Before I Let Go
by Kennedy Ryan
My expectations for this book were blown out of the water. This is now my favorite book of all time. I have never, and I mean NEVER, felt so connected to a story before. This was raw. This was real. This was beautiful. As someone who has had 4 miscarriages, I went into this with a cautious heart. I was worried about the subject matter. I can often feel sympathy for others, but none for myself, and I was scared this book would make me feel something for myself. I was hell-bent on staying in the numb place that Yasmeen frequently talked about because it hurts less. I wasn’t wrong. This book made me feel everything. Yasmeen’s struggle with herself and Josiah’s struggle with his heartbreak both hit home in a way I didn’t know a book ever could.

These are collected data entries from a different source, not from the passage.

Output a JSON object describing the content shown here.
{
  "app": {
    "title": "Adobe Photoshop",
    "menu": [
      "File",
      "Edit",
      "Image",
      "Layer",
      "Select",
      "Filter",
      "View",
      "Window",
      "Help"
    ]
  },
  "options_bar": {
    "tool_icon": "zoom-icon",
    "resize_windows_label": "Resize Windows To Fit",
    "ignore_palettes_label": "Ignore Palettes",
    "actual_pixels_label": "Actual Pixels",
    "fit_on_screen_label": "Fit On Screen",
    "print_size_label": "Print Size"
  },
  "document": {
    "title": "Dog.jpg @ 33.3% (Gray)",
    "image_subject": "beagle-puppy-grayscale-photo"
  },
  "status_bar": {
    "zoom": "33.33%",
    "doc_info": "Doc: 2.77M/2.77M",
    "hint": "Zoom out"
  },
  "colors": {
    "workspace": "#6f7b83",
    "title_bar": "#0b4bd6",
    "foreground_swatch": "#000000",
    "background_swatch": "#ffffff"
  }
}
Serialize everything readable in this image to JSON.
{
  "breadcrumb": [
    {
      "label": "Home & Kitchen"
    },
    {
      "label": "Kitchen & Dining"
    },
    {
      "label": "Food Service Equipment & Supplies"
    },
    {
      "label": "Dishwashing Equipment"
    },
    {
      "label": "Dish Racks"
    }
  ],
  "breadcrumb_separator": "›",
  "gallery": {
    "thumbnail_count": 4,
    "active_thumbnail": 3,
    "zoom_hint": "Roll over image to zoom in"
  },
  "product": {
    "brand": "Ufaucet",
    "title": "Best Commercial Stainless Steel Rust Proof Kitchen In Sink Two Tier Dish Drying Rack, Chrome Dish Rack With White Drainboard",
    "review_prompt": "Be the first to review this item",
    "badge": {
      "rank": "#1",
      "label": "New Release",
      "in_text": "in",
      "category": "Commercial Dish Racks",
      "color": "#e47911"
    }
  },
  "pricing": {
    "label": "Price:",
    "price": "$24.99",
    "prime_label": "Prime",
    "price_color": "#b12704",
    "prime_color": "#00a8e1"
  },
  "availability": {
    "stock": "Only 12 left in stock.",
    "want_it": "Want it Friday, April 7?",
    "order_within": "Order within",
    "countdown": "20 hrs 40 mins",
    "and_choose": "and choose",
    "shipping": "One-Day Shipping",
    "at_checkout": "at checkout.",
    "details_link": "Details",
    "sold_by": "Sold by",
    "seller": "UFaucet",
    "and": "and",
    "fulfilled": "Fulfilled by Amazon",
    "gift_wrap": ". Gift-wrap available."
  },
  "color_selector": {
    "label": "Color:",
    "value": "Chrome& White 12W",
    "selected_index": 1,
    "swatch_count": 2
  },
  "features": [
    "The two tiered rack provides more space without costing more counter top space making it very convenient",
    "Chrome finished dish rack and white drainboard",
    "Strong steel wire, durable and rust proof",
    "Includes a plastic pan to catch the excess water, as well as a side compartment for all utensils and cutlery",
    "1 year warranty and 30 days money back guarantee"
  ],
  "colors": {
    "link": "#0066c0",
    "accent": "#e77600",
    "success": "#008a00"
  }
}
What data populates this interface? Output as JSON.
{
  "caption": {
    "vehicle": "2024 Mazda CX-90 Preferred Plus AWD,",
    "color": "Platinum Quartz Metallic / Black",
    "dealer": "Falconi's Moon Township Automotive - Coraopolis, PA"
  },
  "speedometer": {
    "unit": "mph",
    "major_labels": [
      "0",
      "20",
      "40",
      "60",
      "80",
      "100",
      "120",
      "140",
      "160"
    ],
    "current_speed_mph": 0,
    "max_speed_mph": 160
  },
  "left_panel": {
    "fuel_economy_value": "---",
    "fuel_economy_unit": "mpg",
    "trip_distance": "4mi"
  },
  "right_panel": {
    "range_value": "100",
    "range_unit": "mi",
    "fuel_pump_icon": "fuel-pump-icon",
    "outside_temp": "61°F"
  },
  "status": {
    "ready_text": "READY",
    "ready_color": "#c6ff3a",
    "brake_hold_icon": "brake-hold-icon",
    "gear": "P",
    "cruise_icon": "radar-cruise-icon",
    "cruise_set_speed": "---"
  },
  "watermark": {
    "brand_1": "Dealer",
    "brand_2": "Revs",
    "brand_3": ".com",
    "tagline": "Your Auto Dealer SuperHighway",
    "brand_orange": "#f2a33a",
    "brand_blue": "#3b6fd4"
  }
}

As far as the writing itself went, it was breathtaking. Literally, breathtaking. Sometimes, a line or two felt like it stopped my heart completely. The elegance of each word. The careful consideration of sentences that hit me like a brick to the back of the head. As a writer myself, if I ever came to 1/10th of the pure talent of Kennedy Ryan, I would be proud of myself. Everyone should read this book. I’ve never read a book so realistic about mental health and the struggle with therapy. Even if you do not struggle in any way with the main subject matter, I would find it hard to believe that some part of Yasmeen and Josiah’s journey won’t resonate with you. The world is a cold, hard place, and sometimes we need a book like this to help us remember our own worth. There is truly nothing I could say to exemplify all that this book meant, but if I could give it more stars than 5, I would give it an infinite amount.